Raymond also believes these types of mapping tools, including FEMA’s, can overestimate flood risk because of their lack of understanding of the area.
“Anything that looks like a house, they just put a little rectangle around it,” he says. “You go to the site later, you find out it’s an old abandoned box truck or something like that and now it’s a structure.”
Some properties, like those at Slatersville Reservoir, get lumped into an A-zone despite their high elevations over the reservoir. Others have a portion of their property deemed at-risk, but their home lies outside the floodplain. In instances like these, Raymond recommends residents to write a Letter of Map Amendment.

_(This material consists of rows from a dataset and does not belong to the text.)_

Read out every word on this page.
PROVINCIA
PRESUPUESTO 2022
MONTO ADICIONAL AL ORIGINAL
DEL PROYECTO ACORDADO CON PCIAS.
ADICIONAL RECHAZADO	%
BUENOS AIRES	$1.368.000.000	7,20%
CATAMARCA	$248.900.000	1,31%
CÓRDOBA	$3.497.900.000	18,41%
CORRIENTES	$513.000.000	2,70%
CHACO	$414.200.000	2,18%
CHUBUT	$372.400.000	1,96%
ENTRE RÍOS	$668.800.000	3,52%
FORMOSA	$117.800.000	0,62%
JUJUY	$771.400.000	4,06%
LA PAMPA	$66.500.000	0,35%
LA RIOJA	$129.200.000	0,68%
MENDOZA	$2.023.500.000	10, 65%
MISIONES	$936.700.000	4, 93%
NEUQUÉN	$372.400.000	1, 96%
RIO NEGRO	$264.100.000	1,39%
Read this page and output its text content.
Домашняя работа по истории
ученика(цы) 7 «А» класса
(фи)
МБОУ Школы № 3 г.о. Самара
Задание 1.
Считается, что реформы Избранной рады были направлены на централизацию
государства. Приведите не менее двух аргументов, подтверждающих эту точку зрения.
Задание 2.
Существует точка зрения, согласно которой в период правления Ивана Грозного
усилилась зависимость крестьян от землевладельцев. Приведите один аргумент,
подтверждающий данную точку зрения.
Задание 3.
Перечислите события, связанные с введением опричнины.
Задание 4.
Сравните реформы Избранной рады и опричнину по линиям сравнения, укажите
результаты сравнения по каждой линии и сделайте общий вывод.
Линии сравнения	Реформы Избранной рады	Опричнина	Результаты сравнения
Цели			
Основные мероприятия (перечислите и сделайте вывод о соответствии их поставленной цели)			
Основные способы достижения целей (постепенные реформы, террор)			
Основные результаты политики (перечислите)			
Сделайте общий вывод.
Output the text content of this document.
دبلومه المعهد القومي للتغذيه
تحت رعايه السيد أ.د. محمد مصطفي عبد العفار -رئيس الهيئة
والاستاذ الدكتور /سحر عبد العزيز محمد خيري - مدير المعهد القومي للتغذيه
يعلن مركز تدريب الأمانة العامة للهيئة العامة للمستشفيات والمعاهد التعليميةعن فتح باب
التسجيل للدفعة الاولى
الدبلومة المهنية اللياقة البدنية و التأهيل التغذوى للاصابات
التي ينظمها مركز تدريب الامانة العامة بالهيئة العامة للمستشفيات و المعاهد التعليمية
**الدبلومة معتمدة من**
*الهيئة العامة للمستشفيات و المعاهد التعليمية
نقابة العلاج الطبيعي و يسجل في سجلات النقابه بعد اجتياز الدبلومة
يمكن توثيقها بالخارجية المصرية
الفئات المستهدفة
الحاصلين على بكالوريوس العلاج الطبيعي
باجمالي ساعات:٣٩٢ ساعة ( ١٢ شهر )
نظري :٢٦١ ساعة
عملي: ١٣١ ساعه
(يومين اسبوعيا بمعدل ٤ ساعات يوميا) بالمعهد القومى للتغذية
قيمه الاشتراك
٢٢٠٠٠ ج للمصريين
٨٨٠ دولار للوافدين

LOMA’s allow property owners to prove they’re at low risk of flooding and remedies faulty FEMA mapping. If a request is approved, your property will be cleared until new developments occur in your area, i.e., a newly built dam.
However, threats of flooding go beyond those in the A-zones. In nearby Smithfield, Sewer Authority Supt. Kevin Cleary deals with some aspect of flooding almost daily. One of his duties is to ensure new developments, even those outside of floodplains, won’t cause flooding problems for the town. This includes enforcing the Smithfield’s zero increase in runoff policy.
“Every building permit that gets issued for new construction receives a review to mitigate the impacts associated with ground cover changes,” Cleary said. “That’s an important thing that I think a lot of communities might miss.”
If gone unchecked – as it has historically – runoff that was once absorbed into the ground can turn into small, “nuisance” floods as Mike Gerel, Program Director of the Narragansett Bay Estuary Program, likes to describe it. Runoff can also make its way into local waterways, spreading pollutants – metals, sediment, bacteria, etc. – along Narragansett Bay’s watershed.
“We’re already seeing significant increases in flooding in inland areas,” said Gerel, stressing the impact climate change is having on Rhode Island communities. “The infrastructure that we’ve built over the last 50 years was not built to the standard to hold this capacity.”
Cleary echoed this sentiment when recounting a substantial storm that hit Rhode Island a few weeks ago.
“We picked up three and a half inches of rainstorm in one shot. That’s a rate of two inches per hour,” he said. “That’s more than any system out there is designed to really even handle.”
Improving infrastructure isn’t cheap either. Cleary estimates $50,000 to $60,000 a year is spent minimizing nuisance flood issues. Large scale projects, typically made possible by grants, can cost towns anywhere from a few $100,000 to over a million dollars.
“It is change and people don’t like change. It can add cost and people don’t like things to be more costly, particularly now,” Gerel said. “But I’ve seen communities be able to deal with this.”